The enforcement landscape

As the FRC prepares for the transfer of its enforcement functions to a new body (the Audit, Reporting and Governance Authority, or “ARGA”), enforcement action in relation to audits is on an upward trajectory. The FRC’s most recent published enforcement statistics show that the vast majority of the £42.9 million in fines it imposed on firms during 2018/19 related to audit failings. It fined individual audit partners a further £1.2 million during that period. The FRC has also shown an increasing readiness to use non-financial sanctions against both firms and individuals. For audit firms, this has meant measures including the imposition of monitoring and reporting requirements, enforced changes to audit methodology and requirements to staff audits with multiple partners. For individuals, this has involved exclusions from involvement with audit activity for up to 15 years.

Fines and other sanctions imposed by the FRC are not of the same order of magnitude as those imposed on banks and corporates in other contexts, but the impact of them in terms of business disruption and damage to individual and corporate reputations is nonetheless significant.

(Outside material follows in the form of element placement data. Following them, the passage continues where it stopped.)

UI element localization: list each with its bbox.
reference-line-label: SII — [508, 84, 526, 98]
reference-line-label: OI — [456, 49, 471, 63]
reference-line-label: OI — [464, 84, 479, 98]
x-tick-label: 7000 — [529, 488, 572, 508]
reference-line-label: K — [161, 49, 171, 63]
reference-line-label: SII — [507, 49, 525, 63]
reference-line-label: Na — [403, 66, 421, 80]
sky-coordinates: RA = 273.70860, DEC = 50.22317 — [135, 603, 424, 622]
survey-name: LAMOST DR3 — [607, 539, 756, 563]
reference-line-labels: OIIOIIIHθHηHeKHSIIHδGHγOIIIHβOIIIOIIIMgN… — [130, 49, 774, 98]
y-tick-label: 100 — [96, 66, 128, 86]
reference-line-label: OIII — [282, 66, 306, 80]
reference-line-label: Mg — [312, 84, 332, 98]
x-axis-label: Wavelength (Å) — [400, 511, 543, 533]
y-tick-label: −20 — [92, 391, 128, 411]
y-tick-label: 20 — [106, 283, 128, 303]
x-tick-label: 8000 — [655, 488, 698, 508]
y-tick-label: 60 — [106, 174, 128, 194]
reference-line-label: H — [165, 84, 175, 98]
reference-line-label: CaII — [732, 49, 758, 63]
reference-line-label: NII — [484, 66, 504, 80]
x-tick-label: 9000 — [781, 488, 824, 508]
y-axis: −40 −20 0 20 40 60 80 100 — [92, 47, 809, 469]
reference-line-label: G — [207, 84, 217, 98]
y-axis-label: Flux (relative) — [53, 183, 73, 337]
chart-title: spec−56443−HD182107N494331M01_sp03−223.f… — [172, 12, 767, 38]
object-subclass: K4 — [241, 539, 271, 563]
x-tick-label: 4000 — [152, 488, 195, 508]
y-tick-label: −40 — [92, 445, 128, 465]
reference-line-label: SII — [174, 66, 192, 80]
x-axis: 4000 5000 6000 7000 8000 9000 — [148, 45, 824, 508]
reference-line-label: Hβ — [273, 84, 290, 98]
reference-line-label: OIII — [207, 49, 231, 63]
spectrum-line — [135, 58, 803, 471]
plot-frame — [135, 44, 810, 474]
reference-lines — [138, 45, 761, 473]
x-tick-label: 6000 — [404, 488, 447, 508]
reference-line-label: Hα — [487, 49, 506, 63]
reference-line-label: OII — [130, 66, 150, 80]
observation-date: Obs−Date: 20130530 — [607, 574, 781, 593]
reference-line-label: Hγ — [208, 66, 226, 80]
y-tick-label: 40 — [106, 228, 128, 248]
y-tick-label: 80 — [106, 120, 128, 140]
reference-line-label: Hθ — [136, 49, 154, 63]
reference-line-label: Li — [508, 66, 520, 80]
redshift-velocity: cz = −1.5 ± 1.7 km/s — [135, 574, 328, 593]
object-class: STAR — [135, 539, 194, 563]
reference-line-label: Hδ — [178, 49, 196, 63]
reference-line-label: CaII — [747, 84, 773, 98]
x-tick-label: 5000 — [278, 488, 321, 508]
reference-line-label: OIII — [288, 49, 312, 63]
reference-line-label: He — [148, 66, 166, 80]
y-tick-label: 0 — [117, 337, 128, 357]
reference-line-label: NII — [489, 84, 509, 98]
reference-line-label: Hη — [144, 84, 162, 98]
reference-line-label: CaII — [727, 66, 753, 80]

The FRC is making regular use of the Audit Enforcement Procedure (“AEP”), which was introduced in June 2016, to provide a more targeted and efficient means of taking action against audit firms and individuals within them. Twelve of the fifteen enforcement investigations which the FRC opened during 2018/19 were pursued under the AEP. The changes to the Standard have been made at a time when levels of public and political concern about the role of auditors in testing the statements and assumptions of companies’ management are high. The FRC is bolstering resources devoted to enforcement by recruiting an additional 80 staff. There is substantial political support for ARGA to receive further enhanced enforcement powers. Against this backdrop, the numbers of enforcement cases concerning audit activity and the size of penalties imposed both look set to continue to rise.

Practical points

  • The Standard will not apply globally. The FRC has indicated that it has held discussions with its counterparts in Australia, Canada and Japan about whether they may implement similar revisions. As matters stand though, it imposes significantly more stringent requirements in the UK than are in place in other jurisdictions. Firms will wish to ensure that their methodologies, policies and procedures make clear when the Standard will apply and what is required under it.
  • The revisions to the Standard, coupled with the intensifying enforcement environment, underline the importance of thorough and effective record keeping. In order to be able to defend the often quite subjective judgements now required under the Standard, it is more important than ever for firms and individuals to record clearly the steps taken to test statements made by management and overall assessments that entities are viable as going concerns.
  • Enforcement action by the FRC in relation to audit issues rarely takes place in isolation. Investigations concerning the conduct of auditors under the AEP will frequently overlap with those of, for example, the Financial Conduct Authority (including in its role as the UK Listing Authority) and/or the Serious Fraud Office concerning the conduct of the audited entity and its executives. Particular challenges may arise from obligations to produce documents or provide information to one authority which may then be passed to and used by another. Audit firms should be prepared for detailed discussions with the FRC (and, in due course, ARGA) and other authorities to ascertain whether they are being compelled to provide information (and, if so, on what basis), to which authorities it may be passed and what subsequent use may be made of it.

The content of this article is intended to provide a general guide to the subject matter. Specialist advice should be sought about your specific circumstances.